Books being showcased at the Sharjah International Book fair in the Emirate of Sharjah, UAE. [Caroline Chebet, Standard]

Showcasing of African literary works at this year’s world’s largest book fair event has seen a low representation marred by minimal attendance by African writers.

Known as the Sharjah International Book Fair, the event celebrates books, reading culture and creativity around the world, bringing together publishers, writers and collectors of rare books.

This year’s representation by African authors however recorded low attendance as compared to last year when several African authors graced the event.

Adam Shafi, an author from Zanzibar who attended the event lamented that while the East Africa region is a hub of great authors, there is little representation of their works in such book fairs.

“This is currently the largest forum in the world where authors and publishers market their work. Representation of works from the region is still very low,” Shafi said.

The event has emerged the largest book fair in the world in terms of buying and selling copyrights in 2022. 

Blaming the low attendance of publishers and authors from the region partly to the current visa ban on travellers from 20 African countries to the United Arab Emirates, Shafi said the move had locked out literary giants.

On October 18, the United Arab Emirates banned visa applications from nationals of Uganda, Ghana, Sierra Leone, Sudan, Cameroon, Nigeria, Liberia, Burundi, Republic of Guinea, DRC, Gambia, and Senegal. The visa ban was also imposed on travellers from Guinea Bissau, Rwanda, Dominican Republic and Comoros.

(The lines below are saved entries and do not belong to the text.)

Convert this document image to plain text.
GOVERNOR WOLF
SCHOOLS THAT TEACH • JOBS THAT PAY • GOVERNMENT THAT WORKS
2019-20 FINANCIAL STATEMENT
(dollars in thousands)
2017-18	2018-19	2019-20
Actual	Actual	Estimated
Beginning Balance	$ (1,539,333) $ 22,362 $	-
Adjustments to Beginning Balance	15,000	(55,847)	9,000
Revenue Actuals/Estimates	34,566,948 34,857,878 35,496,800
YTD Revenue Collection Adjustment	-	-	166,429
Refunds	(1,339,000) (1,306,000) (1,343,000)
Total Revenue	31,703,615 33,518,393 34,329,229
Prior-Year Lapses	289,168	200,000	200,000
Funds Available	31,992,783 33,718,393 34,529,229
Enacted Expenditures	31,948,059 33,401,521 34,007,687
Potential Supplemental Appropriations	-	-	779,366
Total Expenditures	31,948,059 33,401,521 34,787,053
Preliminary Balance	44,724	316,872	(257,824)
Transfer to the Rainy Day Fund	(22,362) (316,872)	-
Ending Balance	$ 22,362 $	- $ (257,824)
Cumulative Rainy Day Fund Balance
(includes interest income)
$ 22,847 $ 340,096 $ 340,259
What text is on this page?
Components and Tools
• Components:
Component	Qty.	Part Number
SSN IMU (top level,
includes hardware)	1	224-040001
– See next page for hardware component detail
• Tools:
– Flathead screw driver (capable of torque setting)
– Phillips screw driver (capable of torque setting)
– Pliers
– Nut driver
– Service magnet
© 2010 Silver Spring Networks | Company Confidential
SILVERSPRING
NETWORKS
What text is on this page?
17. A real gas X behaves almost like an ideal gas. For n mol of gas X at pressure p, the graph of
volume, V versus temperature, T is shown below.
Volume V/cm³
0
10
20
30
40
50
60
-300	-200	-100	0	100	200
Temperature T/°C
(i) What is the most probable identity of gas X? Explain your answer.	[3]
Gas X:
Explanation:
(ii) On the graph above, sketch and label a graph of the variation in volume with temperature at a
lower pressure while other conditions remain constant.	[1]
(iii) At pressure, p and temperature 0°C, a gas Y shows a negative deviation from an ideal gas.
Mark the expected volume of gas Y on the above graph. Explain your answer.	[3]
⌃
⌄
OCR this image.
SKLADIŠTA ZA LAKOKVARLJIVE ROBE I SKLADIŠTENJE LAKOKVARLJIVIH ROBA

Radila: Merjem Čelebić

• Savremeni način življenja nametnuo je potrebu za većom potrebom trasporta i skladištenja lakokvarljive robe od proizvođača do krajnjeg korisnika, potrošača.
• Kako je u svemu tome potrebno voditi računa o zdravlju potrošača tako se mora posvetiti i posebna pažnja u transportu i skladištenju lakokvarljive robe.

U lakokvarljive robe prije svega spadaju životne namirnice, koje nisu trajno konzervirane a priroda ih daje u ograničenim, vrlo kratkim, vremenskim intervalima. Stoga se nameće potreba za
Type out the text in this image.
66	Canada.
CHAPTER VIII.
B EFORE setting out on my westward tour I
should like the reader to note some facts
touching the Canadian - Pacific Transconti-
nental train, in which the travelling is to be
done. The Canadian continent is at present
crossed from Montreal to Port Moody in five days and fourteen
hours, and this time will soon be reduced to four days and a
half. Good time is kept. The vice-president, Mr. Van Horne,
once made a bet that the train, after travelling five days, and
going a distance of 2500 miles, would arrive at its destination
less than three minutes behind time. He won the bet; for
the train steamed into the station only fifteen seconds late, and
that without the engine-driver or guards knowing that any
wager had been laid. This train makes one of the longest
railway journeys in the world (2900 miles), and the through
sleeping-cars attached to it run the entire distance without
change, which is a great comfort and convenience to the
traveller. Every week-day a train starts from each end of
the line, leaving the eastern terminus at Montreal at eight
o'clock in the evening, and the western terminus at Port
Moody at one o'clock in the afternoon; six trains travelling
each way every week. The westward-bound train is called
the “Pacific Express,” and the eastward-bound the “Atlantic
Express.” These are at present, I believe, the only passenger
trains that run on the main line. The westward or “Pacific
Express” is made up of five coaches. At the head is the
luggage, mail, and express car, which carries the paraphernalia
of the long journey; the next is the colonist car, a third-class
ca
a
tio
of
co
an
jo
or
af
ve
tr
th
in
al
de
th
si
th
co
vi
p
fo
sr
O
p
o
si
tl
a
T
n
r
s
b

“The travel ban has been attributed to Ebola outbreak, locking out many African countries. Travel expenses are also a big limitation to many authors,” Shafi said. 

While countries like Kenya and Tanzania were not affected by the ban, travel expenses, he said, remain a challenge to most writers. Coupled with the coordination of the event that showcases more of Arabic literature, the move might be one of the reasons most writers from East Africa were locked out. 

“While most books being showcased here are in Arabic, the common languages in East Africa are English and Swahili, making it hard for authors from the region to showcase their work,” he said.

Shafi’s book titled, Vuta Nikuvute, for example, has been translated to Arabic, which has given him an opportunity to attends such literary events. 

Lack of funding and overdependence on foreign aid by publishers and authors from East Africa, Shafi says, is also another reason to blame for the collapse of coordinated regional literary events to promote reading and writing in the region. 

“We have a lot to do as East African writers to promote our work. The biggest challenge is lack of funding for literary works within the region, a reason we rarely come together to collectively market our work.”

He blamed the collapse of a vibrant literary association, the East African Book Development Association, which brought together publishers and authors from the region, to lack of local funding.

“When the sponsors pulled out, we could no longer sustain the association and it collapsed. Currently, the national outfits in the region are struggling with little funding,” he said.

But despite the low representation from African countries, this year’s edition has recognised 90-year-old Sudanese historian Yusuf Fadl Hassan as the Cultural Personality of the Year.

Dr Hassan, who has authored more than 30 books, was recognised for his efforts in promoting research and documenting movement in Africa and Asia.

“An eminent researcher, he has chronicled Sudanese heritage, led teams of researchers, served as the president of Khartoum University, and also as editor of publications,” Sharjah Book Fair Authority said in a statement.

Linking his documentation of movement between the two continents, Dr Hassan said the close ties of the Arab world and its people influenced on the history and demographics of Sudan.

“When I was studying and doing my research in Sudan, I found more spoken narratives than written records, passed on from our forefathers, one generation to another. It’s the narrative that I delved into much more than written history,” Dr Hassan said.

Last year’s event attracted a considerable representation including celebrated South African comedian, writer and the American show host Trevor Noah and Tanzanian writer and novelist Abdulrazak who is also the 2021 winner of the Nobel Prize for Literature.

Currently based in the UK, Gurnah’s universal tales of the trauma of exile, loss and uprooted lives has resonated with readers around the globe while Noah’s The Daily Show has resonated with people from all walks of life for several years.